AN East Yorkshire man who is permanently wheelchair-bound after a car accident will receive more than £2 million in compensation in a landmark House of Lords ruling.

Michael Gawler, from the Market Weighton area, was left paralysed from the waist down after being involved in a serious crash on the A1034 at Sancton in 2004.

Mr Gawler was a front-seat passenger in a car driven by his friend, Paul Raettig, when it left the road. Aged 24 at the time, he sustained a serious spinal injury which resulted in paralysis.

Damages were initially agreed at £2.7 million, but that was cut by a quarter because Mr Gawler had not been wearing a seatbelt at the time.

Mr Raettig's solicitors argued the compensation should have been cut by half for that reason. They launched an appeal and were allowed to "leapfrog" the case directly to the House of Lords, but the most senior court in the land has now refused it.

If the appeal had been granted, it would have marked a change in the law - with serious implications for other crash victims not wearing seatbelts.

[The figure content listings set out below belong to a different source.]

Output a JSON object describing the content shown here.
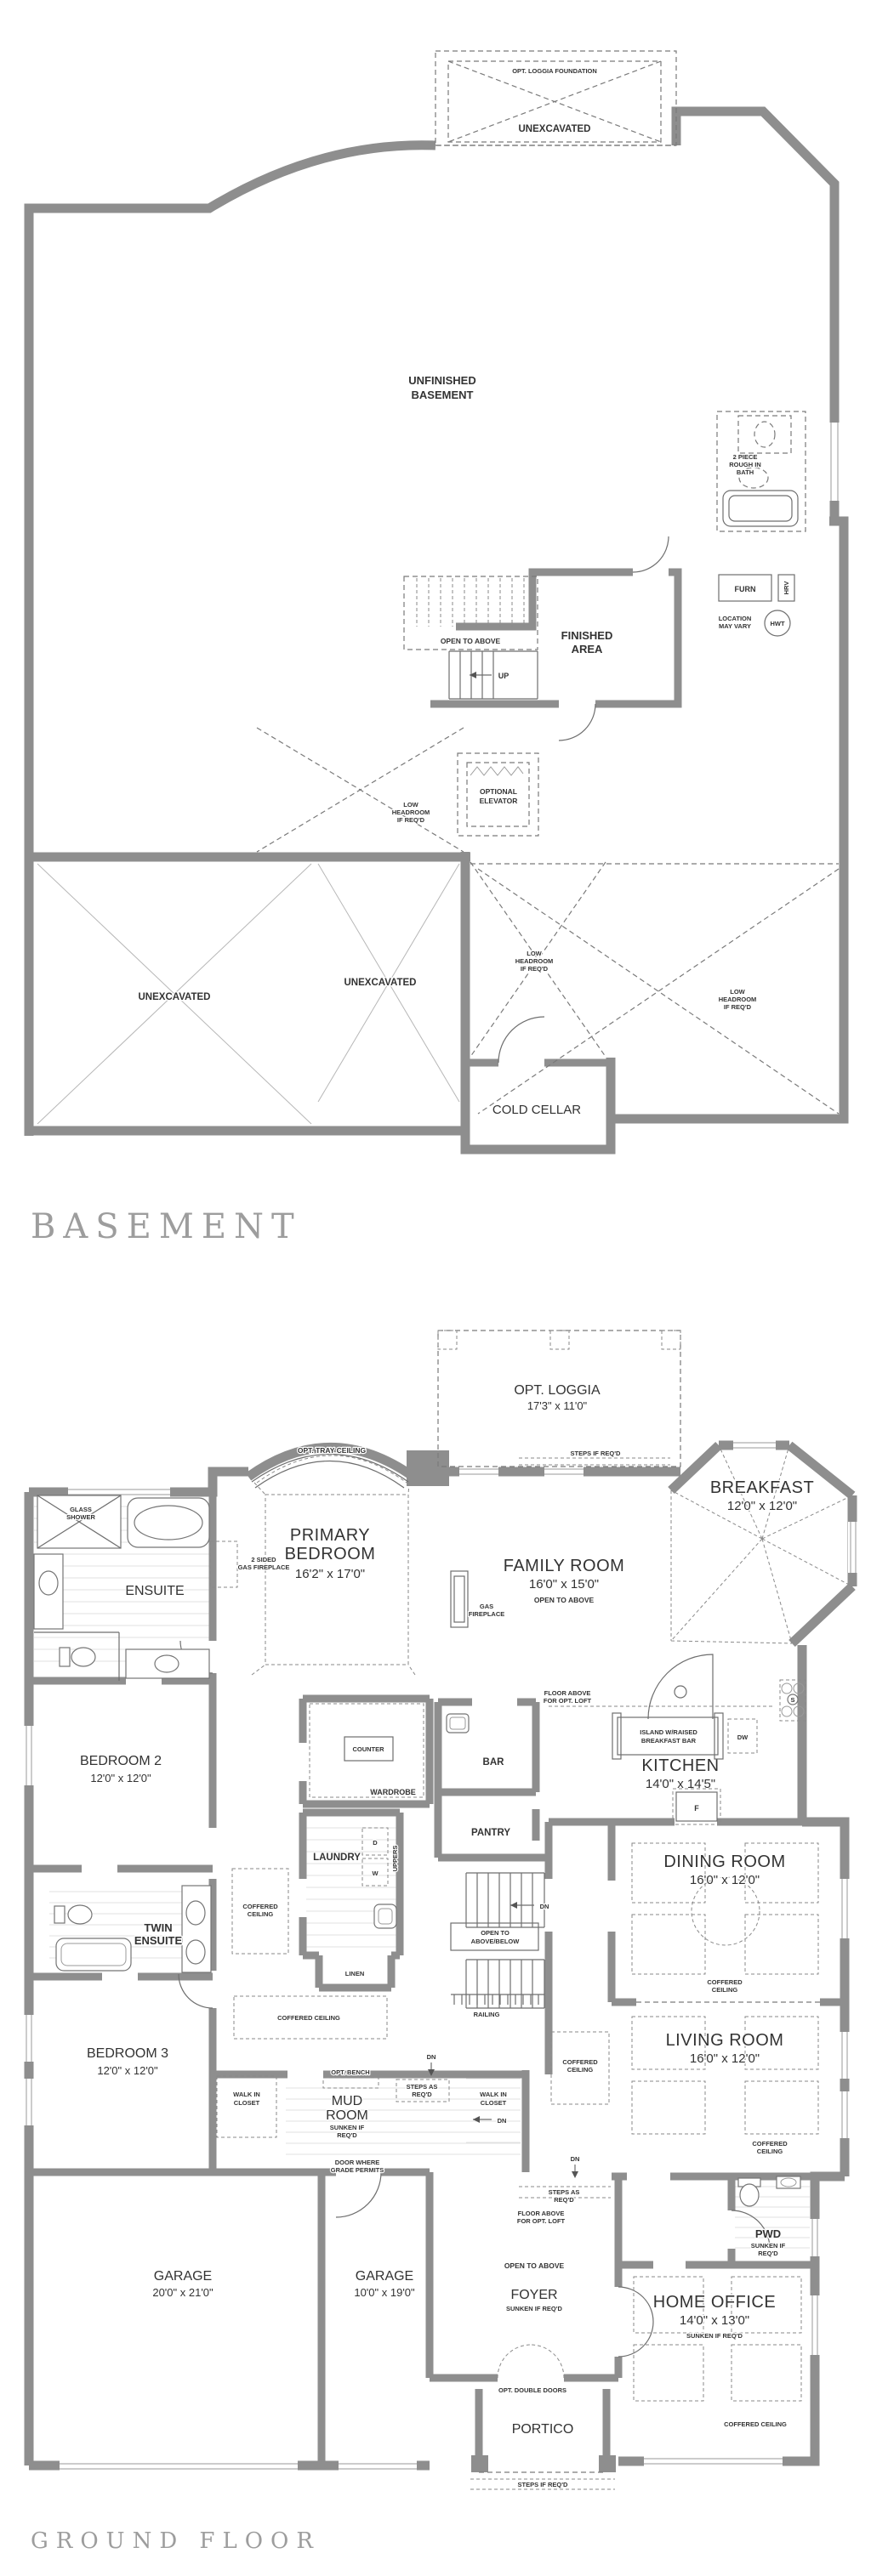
{
  "document": {
    "background": "#ffffff",
    "wall_color": "#8e8e8e",
    "line_color": "#6e6e6e",
    "text_color": "#333333",
    "title_color": "#9d9d9d"
  },
  "basement": {
    "title": "BASEMENT",
    "labels": {
      "loggia_foundation": "OPT. LOGGIA FOUNDATION",
      "unexcavated": "UNEXCAVATED",
      "unfinished_l1": "UNFINISHED",
      "unfinished_l2": "BASEMENT",
      "bath_l1": "2 PIECE",
      "bath_l2": "ROUGH IN",
      "bath_l3": "BATH",
      "open_to_above": "OPEN TO ABOVE",
      "up": "UP",
      "finished_l1": "FINISHED",
      "finished_l2": "AREA",
      "furn": "FURN",
      "hrv": "HRV",
      "hwt": "HWT",
      "location_l1": "LOCATION",
      "location_l2": "MAY VARY",
      "elevator_l1": "OPTIONAL",
      "elevator_l2": "ELEVATOR",
      "low_l1": "LOW",
      "low_l2": "HEADROOM",
      "low_l3": "IF REQ'D",
      "cold_cellar": "COLD CELLAR"
    }
  },
  "ground_floor": {
    "title": "GROUND FLOOR",
    "labels": {
      "opt_loggia": "OPT. LOGGIA",
      "opt_loggia_dims": "17'3\" x 11'0\"",
      "steps_if_reqd": "STEPS IF REQ'D",
      "steps_as_l1": "STEPS AS",
      "steps_as_l2": "REQ'D",
      "breakfast": "BREAKFAST",
      "breakfast_dims": "12'0\" x 12'0\"",
      "primary_l1": "PRIMARY",
      "primary_l2": "BEDROOM",
      "primary_dims": "16'2\" x 17'0\"",
      "tray_ceiling": "OPT. TRAY CEILING",
      "two_sided_l1": "2 SIDED",
      "two_sided_l2": "GAS FIREPLACE",
      "family": "FAMILY ROOM",
      "family_dims": "16'0\" x 15'0\"",
      "open_to_above": "OPEN TO ABOVE",
      "gas_l1": "GAS",
      "gas_l2": "FIREPLACE",
      "glass_l1": "GLASS",
      "glass_l2": "SHOWER",
      "ensuite": "ENSUITE",
      "bedroom2": "BEDROOM 2",
      "bedroom2_dims": "12'0\" x 12'0\"",
      "counter": "COUNTER",
      "wardrobe": "WARDROBE",
      "bar": "BAR",
      "pantry": "PANTRY",
      "kitchen": "KITCHEN",
      "kitchen_dims": "14'0\" x 14'5\"",
      "island_l1": "ISLAND W/RAISED",
      "island_l2": "BREAKFAST BAR",
      "dw": "DW",
      "fridge": "F",
      "stove": "S",
      "floor_above_l1": "FLOOR ABOVE",
      "floor_above_l2": "FOR OPT. LOFT",
      "laundry": "LAUNDRY",
      "washer": "W",
      "dryer": "D",
      "uppers": "UPPERS",
      "linen": "LINEN",
      "open_ab_l1": "OPEN TO",
      "open_ab_l2": "ABOVE/BELOW",
      "dn": "DN",
      "railing": "RAILING",
      "dining": "DINING ROOM",
      "dining_dims": "16'0\" x 12'0\"",
      "living": "LIVING ROOM",
      "living_dims": "16'0\" x 12'0\"",
      "coffered_l1": "COFFERED",
      "coffered_l2": "CEILING",
      "coffered_inline": "COFFERED CEILING",
      "twin_l1": "TWIN",
      "twin_l2": "ENSUITE",
      "bedroom3": "BEDROOM 3",
      "bedroom3_dims": "12'0\" x 12'0\"",
      "wic_l1": "WALK IN",
      "wic_l2": "CLOSET",
      "opt_bench": "OPT. BENCH",
      "mud_l1": "MUD",
      "mud_l2": "ROOM",
      "sunken_l1": "SUNKEN IF",
      "sunken_l2": "REQ'D",
      "sunken_inline": "SUNKEN IF REQ'D",
      "door_grade_l1": "DOOR WHERE",
      "door_grade_l2": "GRADE PERMITS",
      "garage1": "GARAGE",
      "garage1_dims": "20'0\" x 21'0\"",
      "garage2": "GARAGE",
      "garage2_dims": "10'0\" x 19'0\"",
      "foyer": "FOYER",
      "pwd": "PWD",
      "home_office": "HOME OFFICE",
      "home_office_dims": "14'0\" x 13'0\"",
      "opt_double_doors": "OPT. DOUBLE DOORS",
      "portico": "PORTICO"
    }
  }
}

Mr Gawler's solicitor Peter Stringer, an associate in the Leeds office of solicitors' firm Stewart's, said: "We believe that 25 per cent is a fair deduction in cases such as this where the claimant's injuries would have been much less severe had he been wearing a seatbelt. It recognises that the majority of blame must lie with the driver whose negligent driving caused the accident in the first place."